Daily Meditations

The Lord’s Prayer (Part III)

There is one thing that stands as a line of demarcation between Egypt and the desert, between slavery and freedom; it is a moment when we act decisively and become new people, establishing ourselves in an absolutely new moral situation. In terms of geography it was the Red Sea, in terms of the Lord’s Prayer it is ‘Forgive us our trespasses as we forgive’. This ‘as we forgive’ is the moment when we take our salvation into our own hands, because whatever God does depends on what we do; and this is tremendously important in terms of ordinary life.

If these people who are moving out of Egypt into the Promised Land take with them, out of the Land of Egypt, their fears, their resentments, their hatreds, their grievances, they will be slaves in the Promised Land. They will not be freemen, even in the making. And this is why at the demarcation line between the trials of fire and the beguilement of old habits, stands this absolute condition which God never relaxes: as you forgive, the measure which you use will be used for you; and as you forgive, you will be forgiven; what you do not forgive will be held against you.

It is not that God does not want to forgive, but if we come unforgiving, we check the mystery of love, we refuse it and there is no place for us in the kingdom. We cannot go further if we are not forgiven, and we cannot be forgiven as long as we have not forgiven everyone of those who have wronged us. This is quite sharp and real and precise and no one has any right to imagine that he is in the kingdom of God, that he belongs to it, if there is still unforgiveness in his heart. To forgive one’s enemies is the first, the most elementary characteristic of a Christian; failing this, we are not yet Christian at all, but are still wandering in the scorching wilderness of Sinai.

But forgiveness is something extremely difficult to achieve. To grant forgiveness at a moment of softening of the heart, in an emotional crisis is comparatively easy; not to take it back is something that hardly anyone knows how to do. What we call forgiveness is often putting the other one on probation, nothing more; and lucky are the forgiven people if it is only probation and not remand. We wait impatiently for evidence of repentance, we want to be sure that the penitent is not the same any more, but this situation can last a lifetime and our attitude is exactly the contrary of everything which the gospel teaches, and indeed commands us, to do.

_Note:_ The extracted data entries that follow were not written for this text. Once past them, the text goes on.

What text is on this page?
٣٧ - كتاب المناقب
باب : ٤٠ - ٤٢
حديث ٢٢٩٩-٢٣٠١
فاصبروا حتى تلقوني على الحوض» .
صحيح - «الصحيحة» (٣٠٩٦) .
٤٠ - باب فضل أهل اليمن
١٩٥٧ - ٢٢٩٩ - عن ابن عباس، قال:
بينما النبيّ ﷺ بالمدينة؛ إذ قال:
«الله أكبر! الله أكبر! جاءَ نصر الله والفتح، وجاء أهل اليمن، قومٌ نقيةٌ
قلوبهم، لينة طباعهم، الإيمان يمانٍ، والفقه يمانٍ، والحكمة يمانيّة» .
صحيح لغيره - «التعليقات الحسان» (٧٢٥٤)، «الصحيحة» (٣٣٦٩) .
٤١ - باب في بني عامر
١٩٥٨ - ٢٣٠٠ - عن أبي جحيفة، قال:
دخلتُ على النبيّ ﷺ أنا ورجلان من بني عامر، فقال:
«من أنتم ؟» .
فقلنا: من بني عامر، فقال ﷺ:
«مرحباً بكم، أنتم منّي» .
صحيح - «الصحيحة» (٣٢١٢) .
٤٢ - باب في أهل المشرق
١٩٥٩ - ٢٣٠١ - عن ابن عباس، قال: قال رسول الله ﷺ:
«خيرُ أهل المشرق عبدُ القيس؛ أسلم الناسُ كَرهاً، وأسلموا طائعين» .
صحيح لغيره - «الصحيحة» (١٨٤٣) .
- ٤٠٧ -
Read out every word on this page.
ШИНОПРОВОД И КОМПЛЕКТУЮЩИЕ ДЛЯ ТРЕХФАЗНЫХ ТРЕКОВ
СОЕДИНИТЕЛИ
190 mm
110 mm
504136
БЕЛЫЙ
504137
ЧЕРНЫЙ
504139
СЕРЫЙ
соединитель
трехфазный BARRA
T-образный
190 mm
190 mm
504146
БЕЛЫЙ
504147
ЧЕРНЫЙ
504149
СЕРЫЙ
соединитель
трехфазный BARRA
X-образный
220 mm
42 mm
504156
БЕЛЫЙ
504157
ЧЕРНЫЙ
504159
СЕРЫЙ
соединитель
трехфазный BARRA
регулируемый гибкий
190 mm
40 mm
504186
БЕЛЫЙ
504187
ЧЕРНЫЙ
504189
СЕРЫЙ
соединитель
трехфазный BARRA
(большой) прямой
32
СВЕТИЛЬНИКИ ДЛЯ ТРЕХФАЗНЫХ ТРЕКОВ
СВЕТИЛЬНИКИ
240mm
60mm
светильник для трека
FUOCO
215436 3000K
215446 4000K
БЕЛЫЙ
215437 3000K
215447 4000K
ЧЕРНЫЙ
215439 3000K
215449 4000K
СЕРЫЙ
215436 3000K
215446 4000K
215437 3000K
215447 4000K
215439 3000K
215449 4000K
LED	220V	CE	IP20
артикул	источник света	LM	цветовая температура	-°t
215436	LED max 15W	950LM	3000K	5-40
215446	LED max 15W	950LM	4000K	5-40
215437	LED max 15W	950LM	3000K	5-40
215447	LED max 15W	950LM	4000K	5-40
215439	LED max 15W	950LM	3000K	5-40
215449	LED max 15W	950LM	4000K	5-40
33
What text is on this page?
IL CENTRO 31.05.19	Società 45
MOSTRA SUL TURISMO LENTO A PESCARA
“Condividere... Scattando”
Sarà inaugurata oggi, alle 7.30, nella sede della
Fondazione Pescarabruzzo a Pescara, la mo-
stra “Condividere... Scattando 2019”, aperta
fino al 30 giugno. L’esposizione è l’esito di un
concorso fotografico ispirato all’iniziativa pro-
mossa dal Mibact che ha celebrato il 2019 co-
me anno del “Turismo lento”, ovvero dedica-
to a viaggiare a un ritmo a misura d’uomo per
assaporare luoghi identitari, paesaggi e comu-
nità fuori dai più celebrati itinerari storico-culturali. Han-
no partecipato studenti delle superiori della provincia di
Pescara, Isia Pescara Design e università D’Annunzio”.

So the law of forgiveness is not a little brook on the boundary between slavery and freedom: it has breadth and depth, it is the Red Sea. The Jews did not get over it by their own effort in man-made boats, the Red Sea was cut open by the power of God; God had to lead them across. But to be led by God one must commune with this quality of God which is the ability to forgive. God remembers, in the sense that, once we have done wrong, he will forever, until we change, take into account that we are weak and frail; but he will never remember in terms of accusation or condemnation; it will never be brought up against us. The Lord will yoke himself together with us, into our lives, and he will have more weight to carry, he will have a heavier cross, a new ascent to Calvary which we are unwilling or incapable of undertaking.